The following six principles are centred around a hypothetical scenario of how somebody could access or steal your organisation’s sensitive information:
How would someone gain access to the site itself?
If they did gain access, what devices would they find?
What information is on, or accessible from those devices?
How easy is it to access that information?
How are those devices used day-to-day?
What happens in the worst case scenario?
With those steps in mind, we have included recommendations for each area which will be relatively easy to implement, without requiring significant investments of time, resources, or money. IT security is not always about buying the latest, fastest, most expensive solution. It’s more often about changing the day-to-day behaviours of users and staff to close common loopholes. Furthermore, awareness of these risks alone is the first, and perhaps most important step, to begin controlling them.
1. Physical Security
The first point of access to any organisation’s IT system is how easily individuals can access the site itself. Denying any unwanted or unauthorised personnel access to the hardware and data stored on site in the first place drastically reduces their ability to tamper with critical systems or steal sensitive information.
Visitors should be considered “unauthorised” by default. Access should only be granted once an authorised member of staff approves the visitor. Whomever approves each visitor would be responsible for them throughout the site.
Sensitive locations should be secured when left unattended.
2. IT Hardware
IT Hardware likely poses the greatest overall risk to the organisation, particularly the vulnerability of its information stored on these devices. Although through a handful of relatively minor fixes this risk can be substantially mitigated to a far more manageable level.
The biggest gains in this area are made with relatively minor changes to day-to-day behaviour:
Turn on automatic updates on all devices - turn each device off at the end of each business day to ensure updates take effect.
Require a unique login to access each device, ensure the login is required after 5 minutes of inactivity.
3. Record Keeping and Storage
Ease of access to sensitive information will be covered by a combination of physical security, hardware, and account security. What those three areas don’t guarantee is protection from loss or corruption of data. It is essential that your data is backed up in some capacity. Ideally this will involve both local and cloud-based solutions to ensure redundancy and accessibility for disaster recovery.
Many organisations also have a backlog of physical records (e.g. paper filing) which is kept onsite for regulatory or compliance purposes, but rarely given a second thought. Scanning these records to create a digital copy can free up physical space and more importantly create a backup of those records as well.
4. Password and Account Security
Simple, but by no means easy, creating unique, robust logins for all users is an uphill battle for most organisations but a critical step to creating a secure environment. To create more secure logins, increase the length and complexity (adding symbols, or non alpha-numeric characters) of the required password, this can be done by the administrator for each system. These login details should also be applied across all devices, including any personal devices used by staff.
Logins should not be shared whenever possible, even if these systems are deemed ‘non-critical’, because knowing a single password to an unimportant system can provide an avenue into more important systems, especially if those passwords have been reused.
5. People
Having well configured IT hardware, a strong network, and disciplined security procedures for account security and storage would all be for naught if no one is trained to use or maintain them. Conversely, having well trained staff with a working understanding of IT basics is perhaps any organisation's greatest strength when it comes to improving their IT security. This area is also critical to maintaining the improved level of security achieved by implementing the previous recommendations.

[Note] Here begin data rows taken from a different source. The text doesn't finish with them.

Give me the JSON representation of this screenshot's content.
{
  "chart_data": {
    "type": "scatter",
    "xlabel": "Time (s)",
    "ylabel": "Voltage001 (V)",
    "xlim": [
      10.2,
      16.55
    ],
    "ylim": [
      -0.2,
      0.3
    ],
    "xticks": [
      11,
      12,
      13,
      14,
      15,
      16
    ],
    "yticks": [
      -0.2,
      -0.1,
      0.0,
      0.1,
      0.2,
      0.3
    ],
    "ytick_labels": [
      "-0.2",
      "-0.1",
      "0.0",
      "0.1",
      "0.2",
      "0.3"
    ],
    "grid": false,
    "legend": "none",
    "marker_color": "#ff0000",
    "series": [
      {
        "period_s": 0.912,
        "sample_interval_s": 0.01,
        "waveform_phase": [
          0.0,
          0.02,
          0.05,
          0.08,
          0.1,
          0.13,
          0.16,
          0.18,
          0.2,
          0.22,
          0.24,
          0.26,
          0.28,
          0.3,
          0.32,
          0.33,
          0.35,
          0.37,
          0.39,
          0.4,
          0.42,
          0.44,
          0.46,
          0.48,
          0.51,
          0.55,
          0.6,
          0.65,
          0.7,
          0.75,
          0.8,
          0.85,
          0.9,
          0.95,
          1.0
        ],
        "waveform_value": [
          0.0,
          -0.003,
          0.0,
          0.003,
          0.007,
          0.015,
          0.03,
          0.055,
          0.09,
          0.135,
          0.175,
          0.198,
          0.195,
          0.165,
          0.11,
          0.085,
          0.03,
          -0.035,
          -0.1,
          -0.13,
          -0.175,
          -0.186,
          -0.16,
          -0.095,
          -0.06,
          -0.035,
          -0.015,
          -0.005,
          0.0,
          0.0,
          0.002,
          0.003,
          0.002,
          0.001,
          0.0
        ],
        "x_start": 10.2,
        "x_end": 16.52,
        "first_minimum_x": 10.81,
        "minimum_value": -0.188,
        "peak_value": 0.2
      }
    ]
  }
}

While the first four areas are relatively straightforward to implement, this section will require a greater investment of time and resources to see meaningful results. How an organisation implements this in practice can look very different, depending on the specific needs and vulnerabilities of that organisation.
6. Business Continuity
However unlikely it may be seen, your business should always be prepared to respond to a “worst case scenario”. Having a well-defined course of action to still access your critical data, or respond quickly in an emergency can be the difference between the business surviving or being forced to close.
This will include at minimum a disaster recovery plan and a business continuity plan and should be drafted within the framework of your organisation’s Risk Management Strategy.